Calculating Break Even for Mortgage Points
Determining when mortgage points are financially beneficial requires calculating the break-even point where the cost of points equals the savings from a lower interest rate. This guide explains the process step-by-step, including formulas, examples, and key considerations.
What Are Mortgage Points?
Mortgage points are fees paid to the lender at closing, expressed as a percentage of the loan amount. Each point typically reduces the interest rate by a small amount, such as 0.25% per point. For example, paying 1 point on a $200,000 loan reduces the rate by 0.25% and costs $2,000.
Key Points
- 1 point = 1% of the loan amount
- Typical reduction per point: 0.25% to 0.50% interest rate
- Points are paid upfront but can save money over the loan term
How to Calculate Break Even
The break-even point for mortgage points is the number of months required for the savings from a lower interest rate to equal the cost of the points. The formula is:
Break Even Formula
Break Even (months) = (Points Cost) / (Monthly Savings from Lower Rate)
Where Monthly Savings = (Original Interest Rate - New Interest Rate) × Loan Amount / 12
To calculate:
- Determine the cost of the points (Points × Loan Amount)
- Calculate the monthly savings from the interest rate reduction
- Divide the points cost by the monthly savings to find the break-even period
Example Scenario
Loan Amount: $200,000
Original Interest Rate: 6.5%
Points Purchased: 1 point (0.25% rate reduction)
Points Cost: $2,000
Example Calculation
Using the example scenario:
- New Interest Rate = 6.5% - 0.25% = 6.25%
- Monthly Savings = ($200,000 × (6.5% - 6.25%) / 12) = $208.33
- Break Even = $2,000 / $208.33 ≈ 9.59 months
This means buying 1 point on a $200,000 loan at 6.5% will break even in about 9.6 months if the rate reduces by 0.25%.

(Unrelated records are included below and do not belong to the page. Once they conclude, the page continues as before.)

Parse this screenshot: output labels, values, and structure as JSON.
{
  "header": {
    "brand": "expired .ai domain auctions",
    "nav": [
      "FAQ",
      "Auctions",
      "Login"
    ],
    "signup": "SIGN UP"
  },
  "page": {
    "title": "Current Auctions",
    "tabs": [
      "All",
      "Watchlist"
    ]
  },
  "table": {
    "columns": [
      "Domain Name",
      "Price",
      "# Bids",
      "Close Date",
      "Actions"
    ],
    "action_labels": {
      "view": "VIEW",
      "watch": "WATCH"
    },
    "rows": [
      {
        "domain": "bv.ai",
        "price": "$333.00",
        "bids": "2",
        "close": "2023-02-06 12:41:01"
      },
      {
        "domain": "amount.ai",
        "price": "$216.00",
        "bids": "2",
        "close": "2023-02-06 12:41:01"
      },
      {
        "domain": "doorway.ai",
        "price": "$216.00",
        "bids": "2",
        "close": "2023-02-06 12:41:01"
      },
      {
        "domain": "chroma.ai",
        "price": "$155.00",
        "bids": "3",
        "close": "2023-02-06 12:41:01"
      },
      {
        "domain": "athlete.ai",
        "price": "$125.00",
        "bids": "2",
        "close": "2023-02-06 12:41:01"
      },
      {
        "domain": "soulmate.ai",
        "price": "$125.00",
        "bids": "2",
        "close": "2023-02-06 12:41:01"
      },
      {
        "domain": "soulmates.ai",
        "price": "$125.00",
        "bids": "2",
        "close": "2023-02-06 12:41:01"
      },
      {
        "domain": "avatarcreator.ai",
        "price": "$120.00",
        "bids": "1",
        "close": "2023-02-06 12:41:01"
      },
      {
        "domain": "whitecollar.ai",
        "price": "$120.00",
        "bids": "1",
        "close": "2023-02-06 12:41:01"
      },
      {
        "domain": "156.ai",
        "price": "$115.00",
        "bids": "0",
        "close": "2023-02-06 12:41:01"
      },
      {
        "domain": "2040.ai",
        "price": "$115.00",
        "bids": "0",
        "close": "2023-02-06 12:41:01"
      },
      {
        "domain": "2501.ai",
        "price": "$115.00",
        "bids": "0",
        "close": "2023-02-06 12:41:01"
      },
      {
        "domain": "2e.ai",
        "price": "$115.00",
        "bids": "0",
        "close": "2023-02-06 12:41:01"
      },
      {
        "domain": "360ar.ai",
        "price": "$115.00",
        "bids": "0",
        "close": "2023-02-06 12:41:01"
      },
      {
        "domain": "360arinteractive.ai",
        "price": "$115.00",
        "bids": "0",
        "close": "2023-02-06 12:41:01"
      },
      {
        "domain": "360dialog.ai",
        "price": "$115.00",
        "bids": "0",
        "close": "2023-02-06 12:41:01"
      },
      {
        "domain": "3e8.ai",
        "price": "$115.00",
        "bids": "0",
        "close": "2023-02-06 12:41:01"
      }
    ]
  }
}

| Term | Total Interest Paid | Points Cost | Net Savings |
|---|---|---|---|
| 15 years | $126,000 | $2,000 | $124,000 |
| 30 years | $252,000 | $2,000 | $250,000 |
Factors to Consider
When evaluating mortgage points, consider these factors:
- Loan Term: Shorter terms benefit more from points due to compounding interest
- Interest Rate Reduction: Larger reductions (e.g., 0.50% per point) increase savings
- Loan Amount: Higher loan amounts mean larger point costs and savings
- Closing Costs: Points are one of many closing costs; compare total savings
- Alternative Savings: Points may not be the best option if you can save for a down payment or reduce other costs
When Points Make Sense
- When interest rates are expected to rise
- For first-time buyers with limited savings
- When the break-even period is within your expected homeownership duration
Frequently Asked Questions
How do mortgage points affect my interest rate?
Each point typically reduces your interest rate by 0.25% to 0.50%. For example, 2 points on a $200,000 loan might reduce the rate by 0.50% (1% total).
Are mortgage points worth it?
Points may be worth it if the break-even period is within your homeownership plans. Use the calculator to compare savings versus costs.
How do I calculate the cost of mortgage points?
Multiply the number of points by the loan amount. For example, 1 point on a $200,000 loan costs $2,000.
Can I get a better deal on points?
Some lenders offer discounts or promotions on points. Compare offers from multiple lenders to find the best rate.